Let's look at the "northwest" row: Out of 21+24+8+13 = 66 true northwest values, only 24 were predicted correctly. 21 were predicted as northeast, 8 as southeast, and 13 as southwest.

##Your Turn
What about the "southwest" row? Are the results better or worse? Write your explanation into the text field below:

###**1.6.3 Classification Report**
The Classification Report gives us even more insights into how well (or, in our case, badly) our model performs. To read it correctly, we first have to define a few terms:

* **precision** (also called positive predictive value) is the number of correctly identified positive results divided by the number of all positive results, including those not identified correctly ((true positives) / (true positives + false positives)). Said another way, “for all instances classified positive, what percent was correct?”
* **recall** (also known as sensitivity) is the number of correctly identified positive results divided by the number of all samples that should have been identified as positive ((true positives) / (true positives + false negatives)). Said another way, “for all instances that were actually positive, what percent was classified correctly?
* **f-1 score** is the harmonic mean of the precision and recall. The highest possible value of F1 is 1, indicating perfect precision and recall, and the lowest possible value is 0, if either the precision or the recall is zero. As a rule of thumb, the weighted average of F1 should be used to compare classifier models, not global accuracy.
* **support** is the number of actual occurrences of the class in the specified dataset.

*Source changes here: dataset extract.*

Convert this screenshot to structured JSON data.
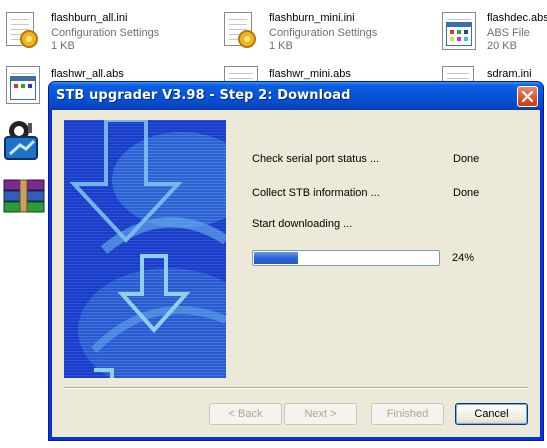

Now you have all the tools to read the classification report below:

In [None]:
import sklearn.metrics as metrics
from sklearn.metrics import classification_report

print(metrics.classification_report(y_test, y_pred, labels=['northeast', 'northwest', 'southeast','southwest']))

Can you explain what these numbers mean for the insurance2 dataset?

# If you get Stuck

1.1 Data Shape
The analysis shows the connections and the dependencies between the different attributes. This is important because we want the X attributes (or features) to be independent from each other; the only dependent attribute should be the class attribute. If the X attributes are too correlated, we are looking at [multicollinearity](https://www.statisticshowto.com/multicollinearity/), which can impact the usefulness of our model.

In [None]:
# 1.2 Basic Visualizations
insurance.groupby('region').count()

In [None]:
# This is the solution for task 2 above.
insurance2 = pd.DataFrame(insurance, columns = ['age', 'bmi', 'children','charges','region'])
insurance2.head()

In [None]:
# This is the solution for task 3 above:
X_train, X_test, y_train, y_test = train_test_split(x, y, test_size = 0.2)

1.6.2 The prediction is just as bad.